28 agosto, 2007

Considerações sobre valor

Admitam as duas circunstâncias hipotéticas:

A) Um homem lê um exemplar da literatura ziniguistanesa e conclui em seguida: "A literatura do Ziniguistão¹ é imprestável".

B) Contando com a leitura de grande parte dos livros publicados no Ziniguistão nos últimos dois séculos, um especialista em literatura ziniguistanesa afirma: "A literatura do Ziniguistão é imprestável".

A diferença entre as duas afirmações parece saltar aos olhos, porém, ambas solicitam que sejam identificados critérios pelos quais se distingue o objeto a que se referem. Os critérios, ou o que chamarei de domínio de critérios, pelos quais se identifica a literatura ziniguistanesa fornecem o fundamento do seu valor. Portanto a constituição de um domínio de critérios é condição para atribuição de valor e a publicidade do domínio necessária para participação na linguagem.

O vínculo entre o valor atribuído e o domínio de critérios é sempre arbitrário -- pelo mesmo domínio poderíamos conceber um valor contrário. Com frequência, estabelece-se posteriormente uma relação estável entre o valor e o domínio de critérios através da qual essa ligação é tornada regra para apreciação do objeto referido.

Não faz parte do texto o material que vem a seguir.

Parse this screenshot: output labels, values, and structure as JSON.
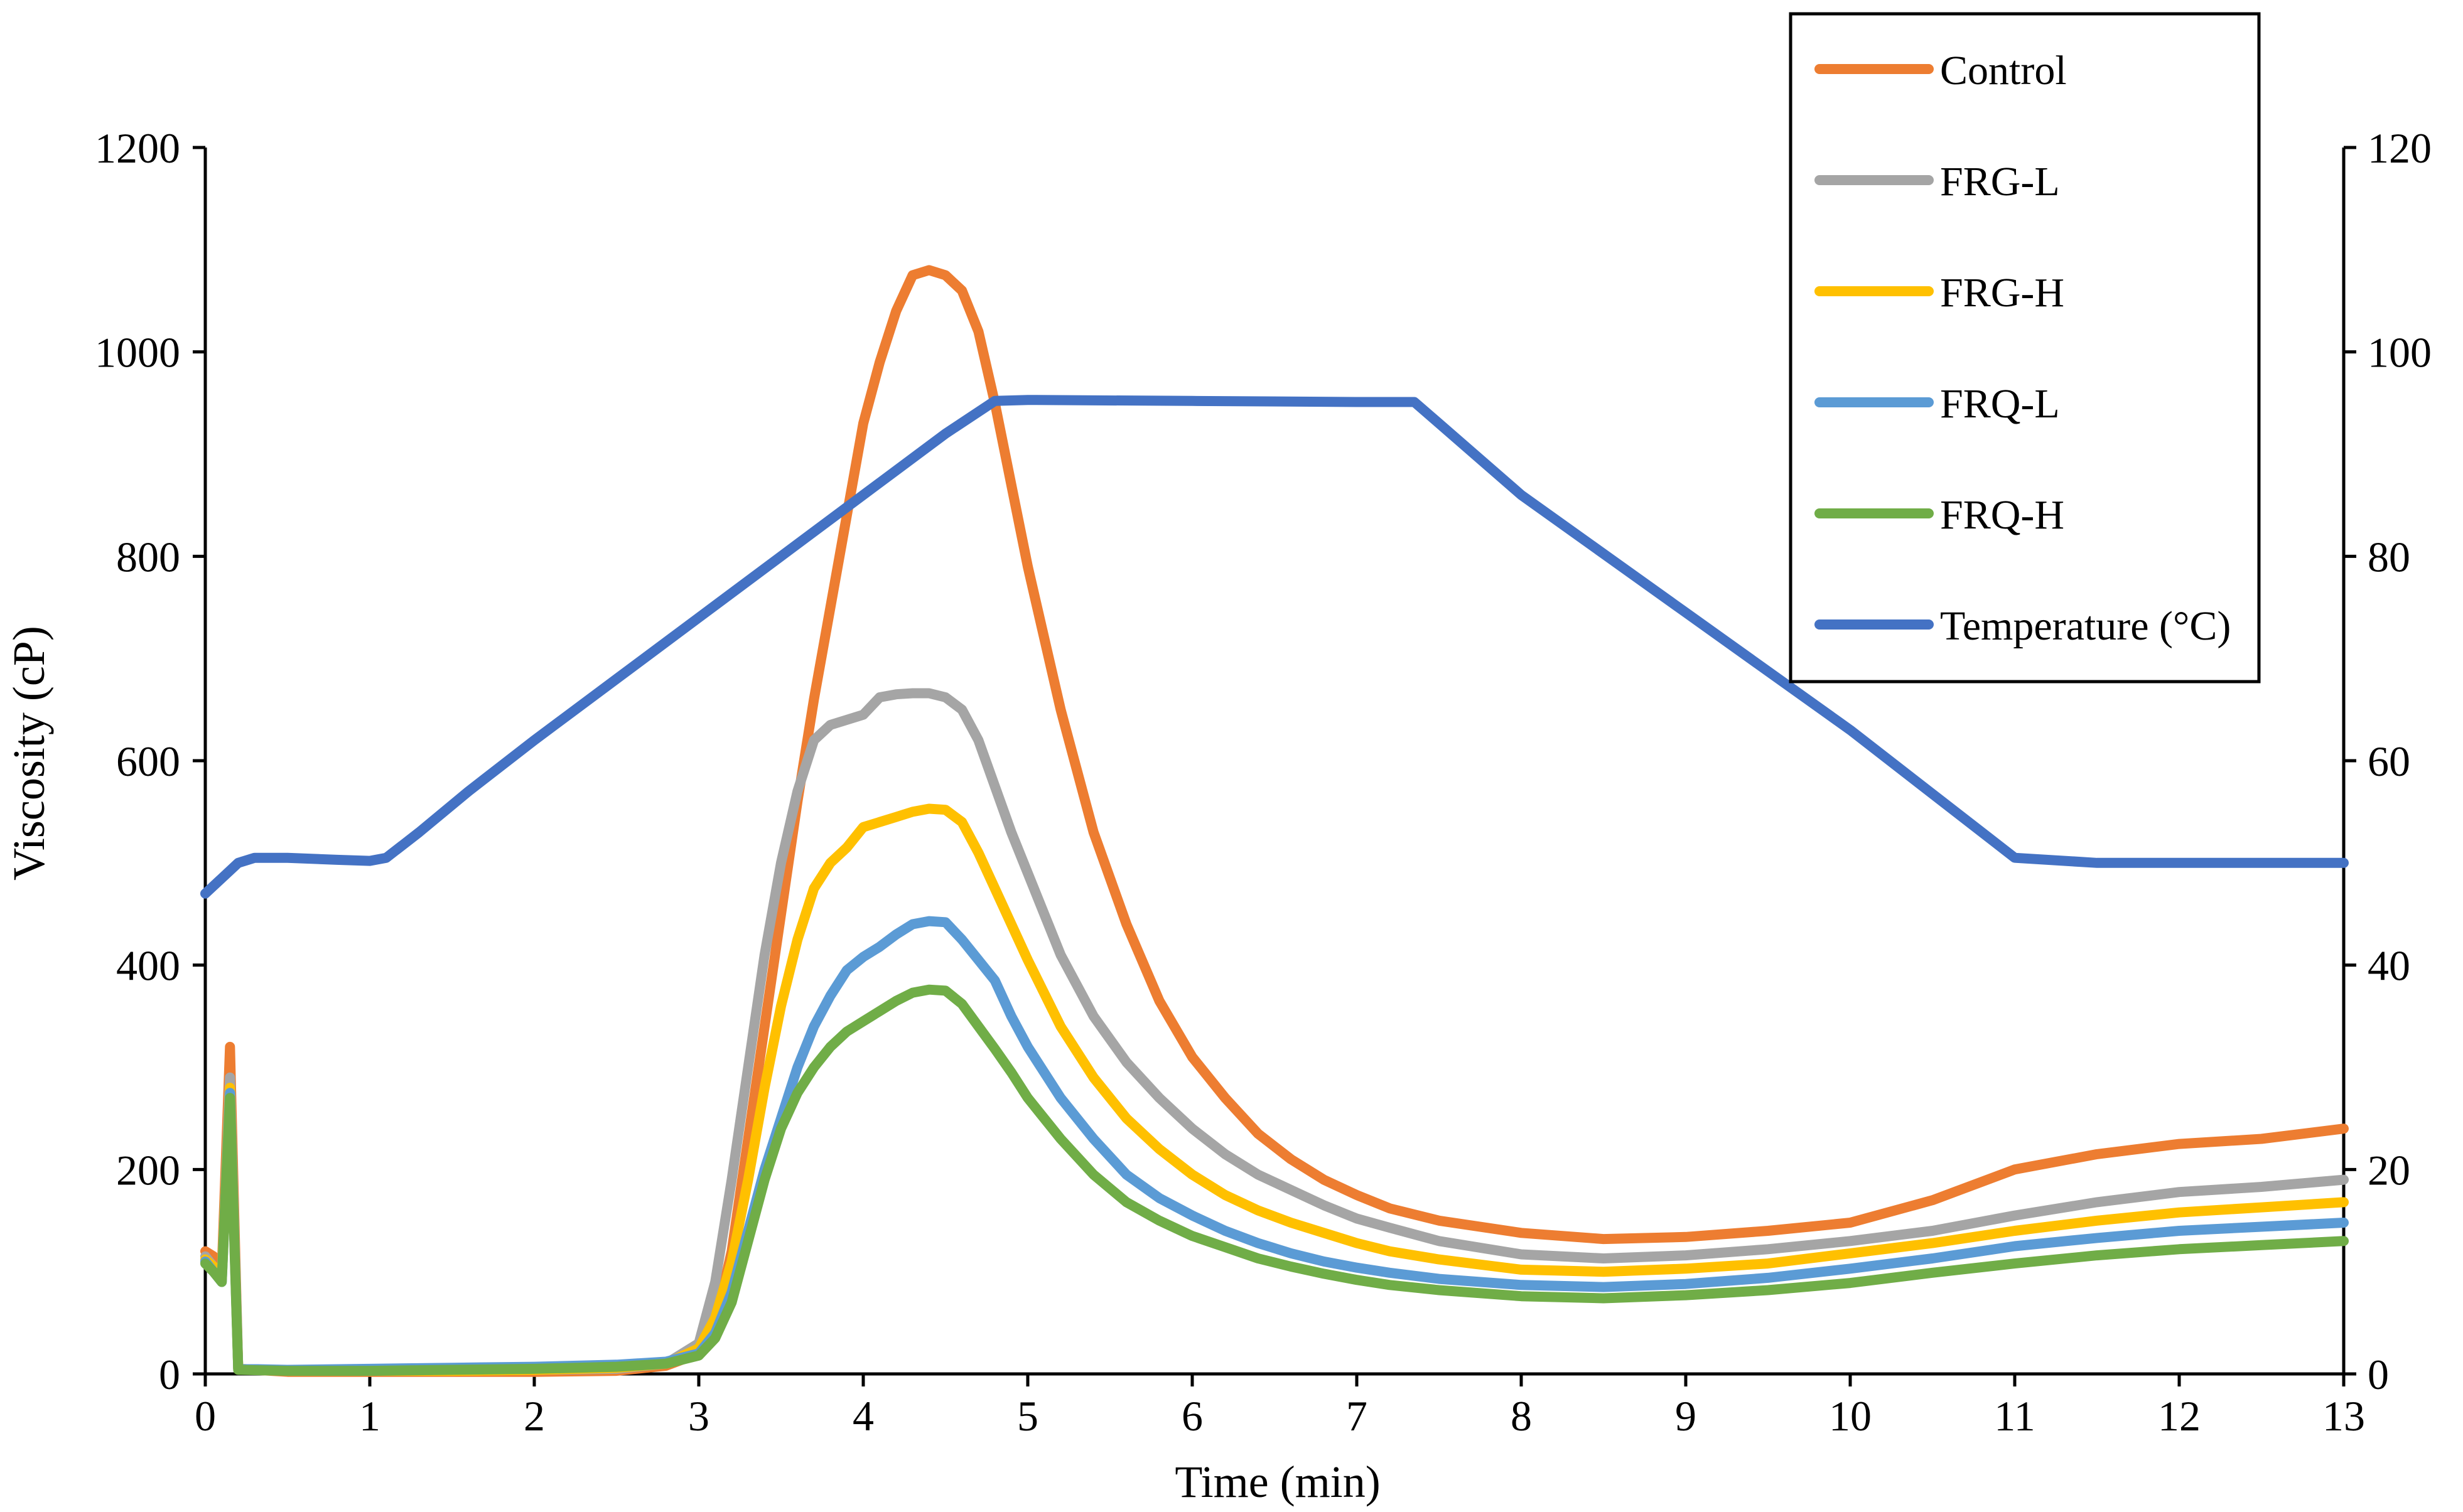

A regra é investida de autoridade oriunda dos mais diversos meios: tradição, eficácia relativa a um fim, etc. O valor, contudo, resta ainda como uma decisão pela qual nos habilitamos a manusear os objetos do valor de certo modo. As afirmações (de valor) não são consequências, tampouco respostas a um estímulo externo, a uma experiência, antes, são as condições pelas quais se negocia com as experiências, artifícios construídos para que se faça uso delas -- ou o assentimento a um domínio de critérios previamente ensinado e estabelecido (assentimento a uma regra). Não há causa empírica para valores.

O sentido (uso) das afirmações só se realiza pela pressuposição de que se partilhe um domínio de critério mediante o qual se pode chegar à conclusão². Por essa razão, podemos entendê-las de dois modos:

A') Através de uma afinidade anteposta (que realiza a exigência do partilhamento do domínio), pretende-se produzir no interlocutor reações relativamente iguais àquelas produzidas em quem a enuncia.

B') Nesse uso deve-se contar com o reconhecimento, por parte do interlocutor, das diferenças qualitativas e quantitativas dos domínios de critérios. Só por meio desse reconhecimento a antecipação da conclusão pode intimidar através da sugestão de um amplo domínio de critérios, de uma hierarquia. A estratificação do domínio de critérios e a legitimidade conferida a essa configuração é a fonte exclusiva de onde o valor extrai autoridade e força. A insinuação da posse de um domínio de critérios é um meio de imposição de força e expediente através do qual o debate cessa antes mesmo de começar (sobretudo quando ao locutor cabe o epíteto de especialista).

Apontar a contigência da configuração do valor nos proporciona as seguintes vantagens: Livra-nos da possibilidade de imposição de força, do uso subjetivo de recursos objetivamente constituídos; permite-nos conferir maior flutuação e dinamismo à constituição dos critérios operativos presos não às vantagens que proporcionam, mas às comodidades que oferecem aos que dominam os meios de manipulá-los segundo seus interesses, a um uso político e porque não, despótico.

Não se pretende com isso esgotar as intenções relativas a afirmação de valores, mas destacar dois uso ilegítimos que se seguem a uma imagem da operação valorativa -- que é válida e útil, porém, que deve ser escrupulosamente policiada.

¹ Por questões políticas preferi submeter às críticas fictícias o país hipostasiado por André Dahmer (nosso Tolkien), do que correr o risco de ser censurado por meras hipóteses.

² Se todos partilhassem o mesmo domínio de critérios a experiência de ler um livro ruim seria reduzida a níveis baixíssimos, porquanto poderíamos comunicar uns aos outros que livros devem ou não ser lidos com a certeza de que estaríamos transmitindo uma informação objetiva.